Les agitations qui ont précédé la promulgation de la nouvelle loi électorale et certaines appréhensions au sein de la classe politique prouvent à suffisance que le pays a besoin d’un climat plus consensuel pour aller aux élections.
Après qu’il eut été adopté à la majorité écrasante de 115 membres au CNT, le vendredi dernier, le texte portant nouvelle loi électorale vient d’été promulgué par le président de la Transition, le 24 juin dernier. Cela est survenu dans une atmosphère d’appréhensions, d’autant que les deux membres du gouvernement, qui ont soutenu le projet de loi au CNT, avaient exprimé leur désaccord par rapport aux 92 amendements intégrés au texte définitif.
En effet, avant que le chef de l’Etat ne promulgue la loi, les milieux politiques proches du Premier ministre, Dr Choguel Kokalla Maïga, étaient montés au créneau pour plaider en faveur d’un renvoi en seconde lecture du texte. Certains activistes et quelques extrémistes du clan Choguel Kokalla Maïga étaient allés jusqu’à menacer le chef de l’Etat de troubler la transition si ce texte venait à être promulgué.
Dans ce contexte, les observateurs avaient même pronostiqué la démission du gouvernement ou le limogeage du Premier ministre, dont le désaveu public par le chef de l’Etat venait d’être clairement établi au grand jour. Mais, comme la démission n’est pas dans nos mœurs sociopolitiques, il n’est pas étonnant que le chef du gouvernement Choguel Kokalla Maïga reste en fonctions, après ce cinglant camouflet. Tout cela prouve que même si cette loi électorale a été adoptée, elle ne garantit aucune entente au sein de la classe sociopolitique nationale.
En outre, le fait que les organes de transition se sont toujours fait reprocher un manque d’inclusivité dans la conduite des affaires suscite des appréhensions. Et, même si certains partis politiques se sont félicités de l’adoption de cette loi électorale, dont l’innovation majeure est la création de l’Autorité indépendante de gestion des élections (AIGE), le pays a besoin de plus d’entente autour du processus conduisant aux élections.
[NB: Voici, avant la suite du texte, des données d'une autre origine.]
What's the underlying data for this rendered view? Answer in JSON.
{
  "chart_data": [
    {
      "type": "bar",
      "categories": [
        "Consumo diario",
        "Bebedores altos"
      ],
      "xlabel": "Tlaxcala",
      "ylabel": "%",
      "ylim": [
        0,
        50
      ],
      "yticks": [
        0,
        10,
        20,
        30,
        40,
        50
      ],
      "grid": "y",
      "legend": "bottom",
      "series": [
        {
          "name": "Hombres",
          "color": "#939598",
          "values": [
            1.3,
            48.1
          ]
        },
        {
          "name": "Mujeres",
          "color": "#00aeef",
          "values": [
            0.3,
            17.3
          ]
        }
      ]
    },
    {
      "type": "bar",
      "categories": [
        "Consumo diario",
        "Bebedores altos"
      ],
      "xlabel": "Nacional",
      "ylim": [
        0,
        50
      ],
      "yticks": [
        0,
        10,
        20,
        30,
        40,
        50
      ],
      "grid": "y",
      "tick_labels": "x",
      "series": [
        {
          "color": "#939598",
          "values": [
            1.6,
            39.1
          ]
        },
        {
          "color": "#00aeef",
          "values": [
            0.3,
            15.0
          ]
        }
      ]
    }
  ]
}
A titre d’exemple, les récriminations du Cadre d’échanges des partis politiques pour une transition réussie sont-elles prises en compte ? Quid des appels à la nomination d’un gouvernement de mission, avec à sa tête un Premier ministre neutre ou moins clivant ? Le Mali pourra réussir les prochaines élections avec comme un chef d’orchestre à la primature, qui ne se reconnaît pas dans la loi électorale principale règle du jeu ? Comment le pays peut-il engager le processus d’adoption d’une nouvelle Constitution dans un climat de divergences de vues ? Quid du contexte sécuritaire difficile où certaines parties du territoire demeurent difficiles d’accès ?
Par ailleurs, la question de la candidature des dirigeants de la transition lors des prochaines élections n’est pas tranchée. Ce, d’autant que la charte de la transition révisée interdit cette éventualité, alors que la nouvelle loi électorale semble l’autoriser avec la condition d’une démission quatre mois avant la date des scrutins. Ce qui veut dire que le président de la Transition, le Colonel Assimi Goïta pourrait tranquillement démissionner de sa charge de chef de l’Etat à quatre mois au moins avant les élections et se lancer à la conquête du palais de Koulouba. Cette éventualité pourrait-elle garantir la transparence et la crédibilité du scrutin présidentiel. Cela ne créera-t-il une situation de suspicions préjudiciable au bon déroulement des élections ? Ce sont là des questionnements qui alourdissent cette phase de l’évolution de la transition, au moment où le pays continue de supporter les dures sanctions de la CEDEAO et de l’UEMOA. Toute chose qui fait tourner tous les regards vers le sommet ordinaire de la CEDEAO du 3 juillet prochain, qui devrait en principe aboutir à un…dégel. En témoignent les bonnes impressions, dont est porteur le Médiateur de la CEDEAO en visite à Bamako, les 23 et 24 juin derniers. L’on ne peut que croiser les doigts sur les bords du Djoliba et unir les forces et les énergies pour donner un coup d’accélérateur à la marche du pays vers un retour à l’ordre constitutionnel normal.